Cosa significa psicologia sperimentale
La psicologia sperimentale non è un singolo argomento, ma un modo di procedere: formulare ipotesi sul funzionamento della mente e metterle alla prova con esperimenti in condizioni controllate, misurando risposte e prestazioni. Uno dei suoi filoni più influenti è l’approccio dell’elaborazione dell’informazione, noto con la sigla H.I.P. (Human Information Processing), affermatosi negli Stati Uniti intorno agli anni Settanta. Con il suo sviluppo si è passati dall’idea di una mente passiva, che risponde agli stimoli esterni con meccanismi automatici, alla concezione di una mente attiva, che interagisce con l’ambiente, usa le informazioni archiviate e mette in campo strategie sempre più efficaci e consapevoli.

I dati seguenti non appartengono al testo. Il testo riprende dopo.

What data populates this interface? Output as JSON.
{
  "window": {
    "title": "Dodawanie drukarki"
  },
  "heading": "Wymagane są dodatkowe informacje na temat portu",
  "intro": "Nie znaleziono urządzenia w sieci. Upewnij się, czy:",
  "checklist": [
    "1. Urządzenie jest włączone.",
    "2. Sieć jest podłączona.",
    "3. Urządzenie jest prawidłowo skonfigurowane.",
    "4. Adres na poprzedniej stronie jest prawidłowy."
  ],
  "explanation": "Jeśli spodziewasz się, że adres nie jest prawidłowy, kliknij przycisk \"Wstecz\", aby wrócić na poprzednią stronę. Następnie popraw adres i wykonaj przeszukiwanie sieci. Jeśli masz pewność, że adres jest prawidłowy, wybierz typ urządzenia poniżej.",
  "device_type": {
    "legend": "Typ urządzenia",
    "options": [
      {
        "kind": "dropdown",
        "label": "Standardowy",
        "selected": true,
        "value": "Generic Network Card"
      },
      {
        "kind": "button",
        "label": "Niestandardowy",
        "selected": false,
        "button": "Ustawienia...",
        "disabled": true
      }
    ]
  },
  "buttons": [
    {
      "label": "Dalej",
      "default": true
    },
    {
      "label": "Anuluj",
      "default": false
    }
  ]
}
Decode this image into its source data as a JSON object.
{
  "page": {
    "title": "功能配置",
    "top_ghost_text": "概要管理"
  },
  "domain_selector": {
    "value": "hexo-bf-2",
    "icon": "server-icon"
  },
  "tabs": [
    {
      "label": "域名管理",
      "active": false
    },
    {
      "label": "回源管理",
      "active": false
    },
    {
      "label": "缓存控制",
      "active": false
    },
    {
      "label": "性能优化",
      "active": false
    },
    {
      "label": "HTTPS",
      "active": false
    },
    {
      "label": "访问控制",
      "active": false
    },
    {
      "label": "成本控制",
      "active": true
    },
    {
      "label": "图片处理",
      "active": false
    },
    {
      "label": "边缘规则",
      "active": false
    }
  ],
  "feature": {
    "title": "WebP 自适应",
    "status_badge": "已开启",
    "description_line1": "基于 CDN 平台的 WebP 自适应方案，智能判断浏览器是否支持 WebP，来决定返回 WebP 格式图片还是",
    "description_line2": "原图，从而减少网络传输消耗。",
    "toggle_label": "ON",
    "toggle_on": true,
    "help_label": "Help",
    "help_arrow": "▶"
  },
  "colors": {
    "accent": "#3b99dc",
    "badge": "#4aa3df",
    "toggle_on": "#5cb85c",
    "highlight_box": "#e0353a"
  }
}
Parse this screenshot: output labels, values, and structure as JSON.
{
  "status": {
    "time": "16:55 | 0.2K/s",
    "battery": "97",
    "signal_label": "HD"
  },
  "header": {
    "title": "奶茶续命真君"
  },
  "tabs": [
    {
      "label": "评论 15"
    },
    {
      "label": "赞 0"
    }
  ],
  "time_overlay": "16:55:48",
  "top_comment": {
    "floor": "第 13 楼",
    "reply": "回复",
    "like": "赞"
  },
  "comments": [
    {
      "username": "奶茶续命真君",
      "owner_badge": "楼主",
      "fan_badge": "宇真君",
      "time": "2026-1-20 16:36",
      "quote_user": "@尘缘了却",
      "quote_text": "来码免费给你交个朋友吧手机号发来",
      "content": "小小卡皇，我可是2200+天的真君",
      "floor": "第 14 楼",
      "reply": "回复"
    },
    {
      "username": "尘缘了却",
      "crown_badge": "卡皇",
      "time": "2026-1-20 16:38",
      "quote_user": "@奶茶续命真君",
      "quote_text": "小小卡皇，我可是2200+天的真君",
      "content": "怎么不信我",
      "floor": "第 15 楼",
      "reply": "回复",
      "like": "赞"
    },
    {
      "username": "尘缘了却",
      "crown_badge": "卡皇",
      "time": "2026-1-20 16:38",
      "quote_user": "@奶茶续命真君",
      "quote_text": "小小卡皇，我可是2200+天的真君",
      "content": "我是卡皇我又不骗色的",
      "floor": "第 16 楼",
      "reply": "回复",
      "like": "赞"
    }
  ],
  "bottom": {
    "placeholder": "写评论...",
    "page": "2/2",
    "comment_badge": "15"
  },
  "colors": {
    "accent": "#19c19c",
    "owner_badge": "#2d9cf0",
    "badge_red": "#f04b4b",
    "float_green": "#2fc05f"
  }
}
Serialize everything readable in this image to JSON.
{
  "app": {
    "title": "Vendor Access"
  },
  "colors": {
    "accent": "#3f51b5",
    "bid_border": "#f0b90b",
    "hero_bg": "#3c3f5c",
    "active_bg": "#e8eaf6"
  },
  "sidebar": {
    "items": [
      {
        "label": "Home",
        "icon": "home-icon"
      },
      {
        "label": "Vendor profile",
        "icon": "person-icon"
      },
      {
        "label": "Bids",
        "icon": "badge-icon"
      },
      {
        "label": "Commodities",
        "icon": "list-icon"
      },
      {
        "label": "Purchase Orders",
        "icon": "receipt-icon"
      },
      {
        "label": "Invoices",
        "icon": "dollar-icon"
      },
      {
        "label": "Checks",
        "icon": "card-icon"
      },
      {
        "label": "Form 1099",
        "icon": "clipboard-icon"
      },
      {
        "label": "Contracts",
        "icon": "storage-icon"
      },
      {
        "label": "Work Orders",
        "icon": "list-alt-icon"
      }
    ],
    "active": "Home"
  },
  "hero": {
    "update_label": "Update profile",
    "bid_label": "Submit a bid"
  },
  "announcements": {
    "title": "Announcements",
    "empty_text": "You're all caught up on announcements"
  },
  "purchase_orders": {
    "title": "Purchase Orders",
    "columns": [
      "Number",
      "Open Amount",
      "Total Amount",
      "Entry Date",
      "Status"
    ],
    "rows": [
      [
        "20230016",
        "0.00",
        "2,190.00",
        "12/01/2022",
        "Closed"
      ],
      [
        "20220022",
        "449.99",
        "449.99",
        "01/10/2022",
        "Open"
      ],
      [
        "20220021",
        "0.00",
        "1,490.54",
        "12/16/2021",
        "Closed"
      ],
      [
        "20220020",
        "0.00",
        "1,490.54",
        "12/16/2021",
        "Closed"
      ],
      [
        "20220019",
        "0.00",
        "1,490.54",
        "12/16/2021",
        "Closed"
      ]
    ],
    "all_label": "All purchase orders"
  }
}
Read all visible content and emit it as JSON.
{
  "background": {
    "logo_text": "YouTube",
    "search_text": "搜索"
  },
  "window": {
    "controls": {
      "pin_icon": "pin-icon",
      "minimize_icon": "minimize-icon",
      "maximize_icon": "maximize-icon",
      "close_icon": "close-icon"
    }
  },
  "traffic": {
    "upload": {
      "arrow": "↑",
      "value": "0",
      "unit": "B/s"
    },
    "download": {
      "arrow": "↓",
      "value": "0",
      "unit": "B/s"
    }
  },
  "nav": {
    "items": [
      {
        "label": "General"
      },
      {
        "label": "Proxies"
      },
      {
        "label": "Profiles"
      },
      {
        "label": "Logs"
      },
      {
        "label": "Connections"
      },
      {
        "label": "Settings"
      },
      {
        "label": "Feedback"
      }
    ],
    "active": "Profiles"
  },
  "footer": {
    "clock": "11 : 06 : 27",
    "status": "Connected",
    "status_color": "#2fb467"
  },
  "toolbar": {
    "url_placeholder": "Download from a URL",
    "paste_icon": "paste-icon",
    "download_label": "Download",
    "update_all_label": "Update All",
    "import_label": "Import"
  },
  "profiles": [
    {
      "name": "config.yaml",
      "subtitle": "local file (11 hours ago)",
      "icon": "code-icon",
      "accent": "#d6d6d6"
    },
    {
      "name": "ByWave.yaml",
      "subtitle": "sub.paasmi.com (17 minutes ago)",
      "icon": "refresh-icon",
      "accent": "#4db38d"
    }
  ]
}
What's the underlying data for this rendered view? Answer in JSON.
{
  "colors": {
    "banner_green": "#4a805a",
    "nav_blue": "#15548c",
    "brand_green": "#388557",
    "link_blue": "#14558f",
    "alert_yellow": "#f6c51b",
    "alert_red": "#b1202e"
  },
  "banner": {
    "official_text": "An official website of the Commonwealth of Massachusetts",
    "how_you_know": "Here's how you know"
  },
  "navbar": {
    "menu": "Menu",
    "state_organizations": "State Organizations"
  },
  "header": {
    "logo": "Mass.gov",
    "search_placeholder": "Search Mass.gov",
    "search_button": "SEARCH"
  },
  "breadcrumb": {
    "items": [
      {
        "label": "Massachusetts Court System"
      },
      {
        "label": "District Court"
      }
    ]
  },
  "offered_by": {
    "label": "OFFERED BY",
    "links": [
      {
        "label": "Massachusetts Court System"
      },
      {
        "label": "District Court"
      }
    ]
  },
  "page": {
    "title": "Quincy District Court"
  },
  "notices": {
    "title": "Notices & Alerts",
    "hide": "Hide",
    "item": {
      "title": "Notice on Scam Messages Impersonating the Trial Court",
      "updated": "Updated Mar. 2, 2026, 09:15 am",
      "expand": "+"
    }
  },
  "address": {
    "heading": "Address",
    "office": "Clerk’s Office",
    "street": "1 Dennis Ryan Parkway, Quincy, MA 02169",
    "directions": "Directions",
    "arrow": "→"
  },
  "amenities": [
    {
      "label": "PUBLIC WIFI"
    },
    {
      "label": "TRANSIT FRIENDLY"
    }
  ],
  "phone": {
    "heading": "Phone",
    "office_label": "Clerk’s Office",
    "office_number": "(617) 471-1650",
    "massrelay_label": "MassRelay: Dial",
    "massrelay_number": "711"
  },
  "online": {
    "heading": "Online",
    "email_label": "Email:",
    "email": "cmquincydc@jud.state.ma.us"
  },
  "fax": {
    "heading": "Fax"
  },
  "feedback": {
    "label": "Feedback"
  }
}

La psicologia sperimentale in pratica
In questa prospettiva l’essere umano riflette gli esiti dell’interazione fra mondo interno e mondo esterno. Il ricercatore studia funzioni come l’attenzione, la percezione, la memoria e il ragionamento misurando, per esempio, i tempi di reazione o gli errori in un compito. Un partecipante può dover riconoscere stimoli, ricordare liste di parole o risolvere problemi mentre lo sperimentatore varia in modo sistematico le condizioni per capire quali fattori influenzano la prestazione.
Termini correlati
Elaborazione dell’informazione, memoria, attenzione, cognitivismo, metodo scientifico. Sono i concetti attorno a cui ruota la psicologia sperimentale e che aiutano a inquadrarla nel più ampio studio dei processi cognitivi.